La légende du Guerrier
Jean-Marc Savary nous offre ici un nouveau conte initiatique, parchemin d’une époque inconnue. La lecture nous restitue le souffle d’une saga norroise et l’imprévu d’une épopée irlandaise.
Edition classique
Illustrations de couverture : Sophie PELLERIN
Postface de Paul-Georges SANSONETTI
"Amateurs de légendes et de tradition guerrière,
arrêtez-vous très vite sur ce livre !"
Khimara n°12
"Absolument fantastique et incroyable
mais on s'y croit à chaque page !"
Radio Tonic
"Souffle épique, rebondissements, inaccessibles contrées, quête initiatique parsemée d'embûches et de symboles à décrypter...
Cet univers-là n'est pas sans évoquer le modèle du genre :
"Le Seigneur des Anneaux" de Tolkien."
La dépêche du Midi.
PREFACE de Paul-Georges SANSONETTI
chargé de conférences à l'école pratique des Hautes Études Sorbonne, spécialiste de la littérature comparée aux mythologies, au cinéma et aux Art graphiques, diplômé de l'École du Louvre, titulaire d'un doctorat de lettres.
Jean-Marc Savary nous offre ici un nouveau conte initiatique, parchemin d’une époque inconnue. La lecture nous restitue le souffle d’une saga norroise et l’imprévu d’une épopée irlandaise.
A la façon des récits anonymes de jadis, cette « Légende du guerrier » se veut le rappel de ce qui, dans l’ancien monde européen, constituait le plus vital d’une civilisation.

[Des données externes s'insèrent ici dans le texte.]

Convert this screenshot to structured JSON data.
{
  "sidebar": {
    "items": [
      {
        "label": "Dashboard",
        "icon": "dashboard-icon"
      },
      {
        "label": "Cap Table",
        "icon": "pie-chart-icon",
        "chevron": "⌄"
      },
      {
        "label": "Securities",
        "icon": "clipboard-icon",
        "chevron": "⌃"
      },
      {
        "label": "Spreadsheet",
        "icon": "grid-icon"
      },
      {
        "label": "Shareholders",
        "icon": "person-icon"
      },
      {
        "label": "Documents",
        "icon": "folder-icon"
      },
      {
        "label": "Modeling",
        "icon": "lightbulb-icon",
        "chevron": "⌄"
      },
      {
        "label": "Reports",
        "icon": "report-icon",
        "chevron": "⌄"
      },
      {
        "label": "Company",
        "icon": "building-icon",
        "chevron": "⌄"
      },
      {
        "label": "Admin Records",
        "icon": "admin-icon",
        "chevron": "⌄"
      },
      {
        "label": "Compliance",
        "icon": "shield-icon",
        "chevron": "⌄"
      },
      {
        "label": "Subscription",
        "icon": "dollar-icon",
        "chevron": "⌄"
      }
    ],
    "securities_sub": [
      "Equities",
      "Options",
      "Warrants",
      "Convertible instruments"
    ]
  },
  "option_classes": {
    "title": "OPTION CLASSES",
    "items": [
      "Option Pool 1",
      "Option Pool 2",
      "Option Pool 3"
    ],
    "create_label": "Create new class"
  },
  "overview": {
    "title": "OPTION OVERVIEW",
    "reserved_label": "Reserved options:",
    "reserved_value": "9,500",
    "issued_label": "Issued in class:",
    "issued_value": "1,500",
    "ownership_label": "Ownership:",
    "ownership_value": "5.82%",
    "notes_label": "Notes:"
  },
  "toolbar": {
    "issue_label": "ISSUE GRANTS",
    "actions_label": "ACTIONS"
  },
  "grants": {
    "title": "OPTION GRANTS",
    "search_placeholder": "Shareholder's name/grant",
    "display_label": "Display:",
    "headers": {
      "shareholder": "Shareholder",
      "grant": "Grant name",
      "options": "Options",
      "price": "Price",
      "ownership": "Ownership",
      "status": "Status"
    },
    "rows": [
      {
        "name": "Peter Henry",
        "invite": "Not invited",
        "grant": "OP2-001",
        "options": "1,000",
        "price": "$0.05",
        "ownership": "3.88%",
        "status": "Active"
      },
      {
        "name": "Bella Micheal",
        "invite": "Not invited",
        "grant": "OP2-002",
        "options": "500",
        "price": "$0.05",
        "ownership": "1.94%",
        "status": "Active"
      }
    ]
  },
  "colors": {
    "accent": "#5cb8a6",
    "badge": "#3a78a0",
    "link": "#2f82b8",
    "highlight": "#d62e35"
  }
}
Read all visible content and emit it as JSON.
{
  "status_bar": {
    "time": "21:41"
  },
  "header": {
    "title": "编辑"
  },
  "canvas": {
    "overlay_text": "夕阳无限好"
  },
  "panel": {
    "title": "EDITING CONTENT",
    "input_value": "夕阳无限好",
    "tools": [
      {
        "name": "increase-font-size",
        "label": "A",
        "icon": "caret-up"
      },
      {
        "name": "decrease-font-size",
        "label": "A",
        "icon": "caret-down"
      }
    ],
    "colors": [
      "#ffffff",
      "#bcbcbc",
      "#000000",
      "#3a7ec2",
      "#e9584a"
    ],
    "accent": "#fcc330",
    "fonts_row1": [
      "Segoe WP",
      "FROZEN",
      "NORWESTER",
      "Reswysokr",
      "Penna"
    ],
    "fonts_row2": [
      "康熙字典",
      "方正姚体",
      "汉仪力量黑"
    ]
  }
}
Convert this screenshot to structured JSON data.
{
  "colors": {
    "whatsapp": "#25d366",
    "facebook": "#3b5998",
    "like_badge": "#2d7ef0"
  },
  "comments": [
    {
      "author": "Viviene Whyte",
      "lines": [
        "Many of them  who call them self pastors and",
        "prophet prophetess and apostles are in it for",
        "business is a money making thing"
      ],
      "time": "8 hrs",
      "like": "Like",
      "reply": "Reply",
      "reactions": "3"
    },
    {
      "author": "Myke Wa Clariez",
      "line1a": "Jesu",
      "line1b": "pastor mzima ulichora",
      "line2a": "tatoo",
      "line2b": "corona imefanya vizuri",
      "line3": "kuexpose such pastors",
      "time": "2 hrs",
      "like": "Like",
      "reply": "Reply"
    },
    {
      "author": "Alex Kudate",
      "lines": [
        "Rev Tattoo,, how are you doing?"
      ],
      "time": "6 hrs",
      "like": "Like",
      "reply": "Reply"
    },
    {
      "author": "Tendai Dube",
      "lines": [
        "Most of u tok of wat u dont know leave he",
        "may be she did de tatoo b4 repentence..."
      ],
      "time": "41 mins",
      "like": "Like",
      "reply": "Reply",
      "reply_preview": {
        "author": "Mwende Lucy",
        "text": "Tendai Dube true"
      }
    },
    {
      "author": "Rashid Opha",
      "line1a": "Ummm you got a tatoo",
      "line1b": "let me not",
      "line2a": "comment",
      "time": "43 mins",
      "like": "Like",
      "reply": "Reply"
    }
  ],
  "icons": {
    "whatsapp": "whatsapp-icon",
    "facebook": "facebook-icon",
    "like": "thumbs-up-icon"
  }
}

Conjointement, la trame de l’histoire montre comment un monde fortement charpenté par la Tradition subit une épreuve fatidique et, du moins en apparence, ne peut échapper à l’effondrement.
Il s’agit d’une légende, nous précise l’auteur, mais chacun sait que le principe de tout légendaire consiste à recourir à des images symboliques pour traduire un concept émané de ce qui est « principiel » — au sens guénonien du terme— et qui, dans le visible et l’invisible, régit l’être et l’univers. Précisons qu’il faut entendre par « guerrier » celui portant le titre de « chevalier » dans un contexte médiéval et que l’Inde désignait comme « kshatriya ».Idéalement, dans les traditions indo-européennes comme dans l’Islam ésotérique ou, d’une façon plus récente, selon les continuateurs secrets des Toltèques, le guerrier est combattant, sans trêve, de sa propre égoïté et dont toute action dans le monde se veut restauratrice des forces de la Tradition.[1]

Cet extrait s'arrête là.